Мария шутит, что женщин, живущих на улице, политические «перевоспитывали». Получилось приучить к гигиене всех, кроме самой известной бездомной Окрестина — Аллы Ильиничны.
— Одну, видимо, подсадили нас провоцировать: у нее была красная шапка с зеленым помпоном и спереди — красно-зеленый флаг. Мы ей сразу рассказали, что у нас тут и как: свет не выключают, на прогулки и в душ не водят, ночью подъемы. И она стала стучаться в дверь, проситься, чтобы ее в карцер отвели, — смеется собеседница. — На что ей конвоир: «Карцер еще заслужить нужно!»
Она осталась и, значит, сняла эту шапку. Я ей говорю: «Шапку надеть и не снимать! У нас вши. У вас нет — значит, будут!» Она испугалась и эту шапку так и не снимала (смеется). Но бездомные с нами как-то социализировались — уже и мылись, и стирались. Кроме Аллы Ильиничны. Когда она перед сном сняла кроссовки, пардон за подробности, у нее очень воняли ноги. А кормушка же закрыта — запах на всю камеру. Говорю: «Алла Ильинична, наденьте кроссовки, ну невозможно же!» Она надела, но как только все уснули, снова сняла. И мы стали думать, что делать. Значит, когда она пошла в туалет (а там же все слышно), мы с одной сокамерницей стали вслух как бы между собой говорить: «Видела, какие у Аллы Ильиничны кроссовки клевые, фирменные? Слушай, она ночью их снимает. Может, свистнем?» Она услышала — больше не снимала! (смеется)
Кроме педикулеза, по Окрестина бродил ковид. Мария им там тоже переболела. К тому же у женщины была гипертония, случались приступы аритмии. Каждый день ей нужно было принимать лекарства. Утром дежурный врач выдавал их из запасов, что родственники передали задержанным. Это практически вся помощь, которой можно было дождаться от местных медиков, говорит пенсионерка.
— Ковидом там переболели все. Некоторые так сильно кашляли, что их выворачивало. А из лечения — аспирин. И все. Температуру никто не измерял — только потрогали, что лоб горячий, — вспоминает собеседница. — Один раз я там мерила давление. Как это происходит: протягиваешь в кормушку руку, врач надевает манжету и накачивает, даже не смотрит на этот приборчик с показателями. Фонендоскопа нет — она руки прикладывает к запястью и делает вид, что слушает пульс. Потом говорит: 120 на 80. И кто бы ни мерил давление, всегда 120 на 80. Новые девочки приходили: «Ой, мне что-то плохо». Я говорю: «У тебя будет 120 на 80». Она: «Нет, не может быть! Я по себе чувствую». Высовывает руку, ей надевают манжетку, и тут эта врач вслух объявляет: 120 на 80 (смеется). То есть там у всех замечательное давление!
Как-то у меня случился приступ почечной колики, и девочки просили позвать врача. Никто так и не пришел. Это хорошо, что как-то само прошло, потому что у меня камни в почках, это могло не очень хорошо закончиться. Потом, когда был приступ аритмии, я уже даже не звала врача. Слава богу, были таблетки и я знала, как снимать этот приступ.
В камере, где сидела Мария, женщины спасали себя сами. Просили у врача лекарства, якобы что-то болит, чтобы были про запас. Мерили заболевшим температуру, приложив руку ко лбу, потому что градусника не было, и делились противовирусными порошками, если кому-то передали близкие.

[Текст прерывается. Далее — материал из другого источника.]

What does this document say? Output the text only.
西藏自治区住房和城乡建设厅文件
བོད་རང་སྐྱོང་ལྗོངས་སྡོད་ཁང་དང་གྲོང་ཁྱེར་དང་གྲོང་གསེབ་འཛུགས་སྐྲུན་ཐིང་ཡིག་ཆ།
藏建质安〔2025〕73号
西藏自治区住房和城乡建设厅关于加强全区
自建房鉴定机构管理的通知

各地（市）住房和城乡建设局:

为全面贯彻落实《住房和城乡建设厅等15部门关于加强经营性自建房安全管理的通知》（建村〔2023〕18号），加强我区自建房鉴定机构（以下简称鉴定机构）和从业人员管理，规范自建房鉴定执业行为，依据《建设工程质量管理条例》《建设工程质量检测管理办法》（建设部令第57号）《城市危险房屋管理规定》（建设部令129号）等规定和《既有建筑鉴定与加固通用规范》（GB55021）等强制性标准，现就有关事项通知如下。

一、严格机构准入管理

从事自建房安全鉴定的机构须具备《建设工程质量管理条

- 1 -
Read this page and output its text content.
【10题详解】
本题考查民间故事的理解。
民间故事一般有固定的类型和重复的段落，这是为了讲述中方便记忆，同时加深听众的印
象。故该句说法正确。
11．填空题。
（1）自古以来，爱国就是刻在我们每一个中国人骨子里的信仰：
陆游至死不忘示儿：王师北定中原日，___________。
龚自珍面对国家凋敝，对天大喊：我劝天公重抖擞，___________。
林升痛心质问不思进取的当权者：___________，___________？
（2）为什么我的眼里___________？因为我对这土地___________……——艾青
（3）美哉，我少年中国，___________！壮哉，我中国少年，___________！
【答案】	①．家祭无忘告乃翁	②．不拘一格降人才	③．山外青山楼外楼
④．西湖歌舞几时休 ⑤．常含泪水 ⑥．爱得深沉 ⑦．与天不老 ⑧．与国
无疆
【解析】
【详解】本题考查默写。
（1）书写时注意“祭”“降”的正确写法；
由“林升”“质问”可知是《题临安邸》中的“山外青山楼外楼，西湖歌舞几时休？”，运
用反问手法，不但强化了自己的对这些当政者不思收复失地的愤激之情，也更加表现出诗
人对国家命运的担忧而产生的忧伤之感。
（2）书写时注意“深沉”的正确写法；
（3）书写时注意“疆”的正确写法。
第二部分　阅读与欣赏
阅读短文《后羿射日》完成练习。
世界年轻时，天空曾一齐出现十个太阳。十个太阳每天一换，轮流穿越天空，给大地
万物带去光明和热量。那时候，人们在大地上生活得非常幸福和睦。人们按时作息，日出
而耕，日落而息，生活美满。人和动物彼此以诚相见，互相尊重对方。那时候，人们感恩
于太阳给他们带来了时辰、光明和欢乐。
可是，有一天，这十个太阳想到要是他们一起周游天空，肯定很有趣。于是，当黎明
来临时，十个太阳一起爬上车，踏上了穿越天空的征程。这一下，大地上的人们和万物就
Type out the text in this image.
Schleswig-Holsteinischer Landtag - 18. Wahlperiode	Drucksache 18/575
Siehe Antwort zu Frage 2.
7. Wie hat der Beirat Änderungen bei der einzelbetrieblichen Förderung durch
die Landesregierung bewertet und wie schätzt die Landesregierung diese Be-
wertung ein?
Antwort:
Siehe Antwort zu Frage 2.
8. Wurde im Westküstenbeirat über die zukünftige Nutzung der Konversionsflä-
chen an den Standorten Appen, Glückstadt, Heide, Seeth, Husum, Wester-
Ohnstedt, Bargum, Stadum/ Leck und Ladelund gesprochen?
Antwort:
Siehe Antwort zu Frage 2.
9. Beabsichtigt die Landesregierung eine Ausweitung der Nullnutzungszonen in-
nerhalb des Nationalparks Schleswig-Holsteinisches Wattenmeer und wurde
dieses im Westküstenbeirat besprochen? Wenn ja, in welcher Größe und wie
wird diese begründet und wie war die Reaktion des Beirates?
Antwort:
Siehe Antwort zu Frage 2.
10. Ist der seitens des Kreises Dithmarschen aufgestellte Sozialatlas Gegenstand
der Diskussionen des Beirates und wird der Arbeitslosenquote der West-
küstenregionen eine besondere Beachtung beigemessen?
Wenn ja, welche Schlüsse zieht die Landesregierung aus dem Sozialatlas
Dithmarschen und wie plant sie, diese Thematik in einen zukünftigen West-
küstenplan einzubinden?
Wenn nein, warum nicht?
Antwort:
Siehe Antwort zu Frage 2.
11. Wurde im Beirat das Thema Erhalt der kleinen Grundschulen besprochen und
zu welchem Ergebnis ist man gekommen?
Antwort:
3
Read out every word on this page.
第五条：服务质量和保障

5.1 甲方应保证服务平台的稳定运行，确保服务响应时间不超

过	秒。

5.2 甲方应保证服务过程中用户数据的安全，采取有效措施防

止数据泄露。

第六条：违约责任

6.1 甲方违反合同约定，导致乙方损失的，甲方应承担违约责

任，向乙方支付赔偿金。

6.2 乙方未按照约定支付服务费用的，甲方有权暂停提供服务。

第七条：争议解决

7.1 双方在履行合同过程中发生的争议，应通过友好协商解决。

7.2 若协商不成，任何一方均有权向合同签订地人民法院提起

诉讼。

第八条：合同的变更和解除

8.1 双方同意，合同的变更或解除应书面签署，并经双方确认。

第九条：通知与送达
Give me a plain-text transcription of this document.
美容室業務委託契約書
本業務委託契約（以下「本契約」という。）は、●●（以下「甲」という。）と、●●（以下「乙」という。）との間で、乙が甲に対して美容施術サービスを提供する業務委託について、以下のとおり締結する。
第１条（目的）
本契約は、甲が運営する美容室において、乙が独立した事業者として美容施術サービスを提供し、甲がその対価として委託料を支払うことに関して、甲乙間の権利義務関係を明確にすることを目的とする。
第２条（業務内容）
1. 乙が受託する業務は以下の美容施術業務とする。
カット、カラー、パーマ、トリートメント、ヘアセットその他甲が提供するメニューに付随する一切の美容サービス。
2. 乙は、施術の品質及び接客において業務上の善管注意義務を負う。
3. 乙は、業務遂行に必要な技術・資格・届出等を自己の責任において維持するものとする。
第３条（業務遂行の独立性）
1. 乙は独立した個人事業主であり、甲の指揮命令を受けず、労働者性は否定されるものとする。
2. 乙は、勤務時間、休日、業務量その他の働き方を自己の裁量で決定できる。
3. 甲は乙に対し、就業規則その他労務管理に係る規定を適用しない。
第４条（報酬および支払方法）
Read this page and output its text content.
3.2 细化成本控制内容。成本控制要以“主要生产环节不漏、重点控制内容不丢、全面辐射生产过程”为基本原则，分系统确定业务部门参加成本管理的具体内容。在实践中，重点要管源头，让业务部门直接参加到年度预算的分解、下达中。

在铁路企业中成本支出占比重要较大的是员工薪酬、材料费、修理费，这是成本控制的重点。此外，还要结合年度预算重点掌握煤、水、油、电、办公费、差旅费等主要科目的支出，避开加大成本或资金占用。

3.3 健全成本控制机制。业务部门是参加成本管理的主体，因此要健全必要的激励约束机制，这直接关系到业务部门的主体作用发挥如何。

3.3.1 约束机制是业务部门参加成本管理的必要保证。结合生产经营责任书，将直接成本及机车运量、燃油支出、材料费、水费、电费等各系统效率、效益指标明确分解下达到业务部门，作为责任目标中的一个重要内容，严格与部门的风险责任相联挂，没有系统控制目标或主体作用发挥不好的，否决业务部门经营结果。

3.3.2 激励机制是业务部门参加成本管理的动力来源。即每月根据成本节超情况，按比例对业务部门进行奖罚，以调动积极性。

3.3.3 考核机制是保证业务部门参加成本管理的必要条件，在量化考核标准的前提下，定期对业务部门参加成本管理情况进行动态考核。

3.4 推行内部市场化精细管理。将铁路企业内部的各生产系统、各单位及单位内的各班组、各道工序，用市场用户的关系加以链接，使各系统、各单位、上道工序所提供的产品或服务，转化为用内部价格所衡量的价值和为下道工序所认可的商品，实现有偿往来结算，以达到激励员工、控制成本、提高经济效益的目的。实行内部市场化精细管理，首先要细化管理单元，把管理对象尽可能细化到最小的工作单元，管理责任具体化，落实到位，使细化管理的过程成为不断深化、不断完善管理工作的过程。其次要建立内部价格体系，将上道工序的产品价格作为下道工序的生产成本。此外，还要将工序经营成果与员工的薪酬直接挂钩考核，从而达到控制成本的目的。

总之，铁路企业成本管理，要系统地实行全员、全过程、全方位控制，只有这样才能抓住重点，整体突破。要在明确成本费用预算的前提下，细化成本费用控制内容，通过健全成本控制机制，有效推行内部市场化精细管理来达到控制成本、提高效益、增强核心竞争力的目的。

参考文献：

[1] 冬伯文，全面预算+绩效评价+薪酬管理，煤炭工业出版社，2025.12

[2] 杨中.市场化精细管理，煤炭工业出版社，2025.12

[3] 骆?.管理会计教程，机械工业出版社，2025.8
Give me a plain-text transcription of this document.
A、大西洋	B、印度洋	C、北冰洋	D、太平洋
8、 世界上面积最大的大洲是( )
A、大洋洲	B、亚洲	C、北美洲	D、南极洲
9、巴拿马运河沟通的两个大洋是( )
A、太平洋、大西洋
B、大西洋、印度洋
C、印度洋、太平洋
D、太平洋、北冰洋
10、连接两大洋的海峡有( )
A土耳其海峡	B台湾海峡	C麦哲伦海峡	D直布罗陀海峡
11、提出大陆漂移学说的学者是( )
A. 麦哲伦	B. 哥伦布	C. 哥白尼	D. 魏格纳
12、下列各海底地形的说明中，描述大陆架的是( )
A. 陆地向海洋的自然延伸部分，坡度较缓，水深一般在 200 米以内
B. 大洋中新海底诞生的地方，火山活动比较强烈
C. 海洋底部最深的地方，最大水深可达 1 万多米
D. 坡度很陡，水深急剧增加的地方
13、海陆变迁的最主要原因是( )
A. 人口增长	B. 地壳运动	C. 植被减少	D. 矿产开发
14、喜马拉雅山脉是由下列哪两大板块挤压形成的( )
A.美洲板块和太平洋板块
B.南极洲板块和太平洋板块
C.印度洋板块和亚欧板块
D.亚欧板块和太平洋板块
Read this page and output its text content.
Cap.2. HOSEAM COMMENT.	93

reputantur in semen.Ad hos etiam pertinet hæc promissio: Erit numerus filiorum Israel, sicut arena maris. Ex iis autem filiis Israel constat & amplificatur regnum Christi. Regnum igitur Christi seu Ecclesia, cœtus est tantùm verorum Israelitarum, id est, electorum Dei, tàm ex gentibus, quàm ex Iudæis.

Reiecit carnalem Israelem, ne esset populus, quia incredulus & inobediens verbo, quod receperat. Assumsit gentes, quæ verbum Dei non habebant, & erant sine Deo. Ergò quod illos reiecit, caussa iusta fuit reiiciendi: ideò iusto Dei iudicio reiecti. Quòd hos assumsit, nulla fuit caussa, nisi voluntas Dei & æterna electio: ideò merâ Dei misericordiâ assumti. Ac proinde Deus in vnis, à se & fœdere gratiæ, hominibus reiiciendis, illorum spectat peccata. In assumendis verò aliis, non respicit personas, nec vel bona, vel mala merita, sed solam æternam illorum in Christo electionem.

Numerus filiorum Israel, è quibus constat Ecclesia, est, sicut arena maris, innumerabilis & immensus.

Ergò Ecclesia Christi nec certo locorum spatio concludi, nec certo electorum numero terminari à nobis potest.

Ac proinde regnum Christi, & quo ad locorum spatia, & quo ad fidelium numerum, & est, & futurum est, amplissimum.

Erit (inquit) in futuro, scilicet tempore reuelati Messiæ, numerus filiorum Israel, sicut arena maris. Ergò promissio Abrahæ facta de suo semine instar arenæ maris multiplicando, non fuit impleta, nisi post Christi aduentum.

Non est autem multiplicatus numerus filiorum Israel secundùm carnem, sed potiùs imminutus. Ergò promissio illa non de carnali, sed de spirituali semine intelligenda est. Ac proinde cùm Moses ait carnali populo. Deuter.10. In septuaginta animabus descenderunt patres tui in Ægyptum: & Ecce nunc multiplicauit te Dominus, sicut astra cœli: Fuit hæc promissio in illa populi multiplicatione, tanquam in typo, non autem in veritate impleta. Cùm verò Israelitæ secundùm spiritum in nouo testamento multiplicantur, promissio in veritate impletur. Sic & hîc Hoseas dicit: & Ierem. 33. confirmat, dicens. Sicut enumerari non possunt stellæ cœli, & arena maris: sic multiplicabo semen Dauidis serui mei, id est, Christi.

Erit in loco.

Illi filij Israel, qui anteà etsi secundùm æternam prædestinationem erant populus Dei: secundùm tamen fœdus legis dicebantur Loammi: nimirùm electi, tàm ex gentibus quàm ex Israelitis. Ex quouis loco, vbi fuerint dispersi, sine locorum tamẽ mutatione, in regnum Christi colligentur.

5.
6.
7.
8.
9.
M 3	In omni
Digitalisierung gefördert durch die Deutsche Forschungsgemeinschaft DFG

Когда совсем плохо — ложились под нары.
— Это единственное место, где днем было комфортно: свет не попадает, сверху сидят люди, на фоне негромко разговаривают — такое умиротворение! — пересказывает Мария. — Ну и еще днем мы туда ложились по очереди хотя бы немного поспать, хотя днем можно было только сидеть или стоять. Одна надзирательница не разрешала: «Так, ну-ка вылазим из-под нар! Кто там уже спрятался?» Никаких поблажек к возрасту не было. У нас была женщина 75 лет, множество болезней, суставы больные. Только когда ей врач разрешила «иногда днем полеживать на полу», та перестала заставлять ее подниматься.
А ночью же не выспишься: все время горит свет, каждые два часа поднимают, еще и столько человек в камере — кому-то захочется в туалет. Тут вся камера просыпалась. Во-первых, этому человеку надо было пройти через всех и ни на кого не наступить, во-вторых, слышимость хорошая. Ну и запахи, конечно, тоже.
«Представьте: маленькие круглые печенюшки, каждая разделена на четыре части. Одна четвертая — на одного человека»
Осужденные на сутки белоруски сами и поддерживали друг друга, придумывали занятия, потому что книг и настольных игр в камере не было. Мария говорит, что кто-то придумал традицию: перед сном вспоминали, что хорошего случилось за день.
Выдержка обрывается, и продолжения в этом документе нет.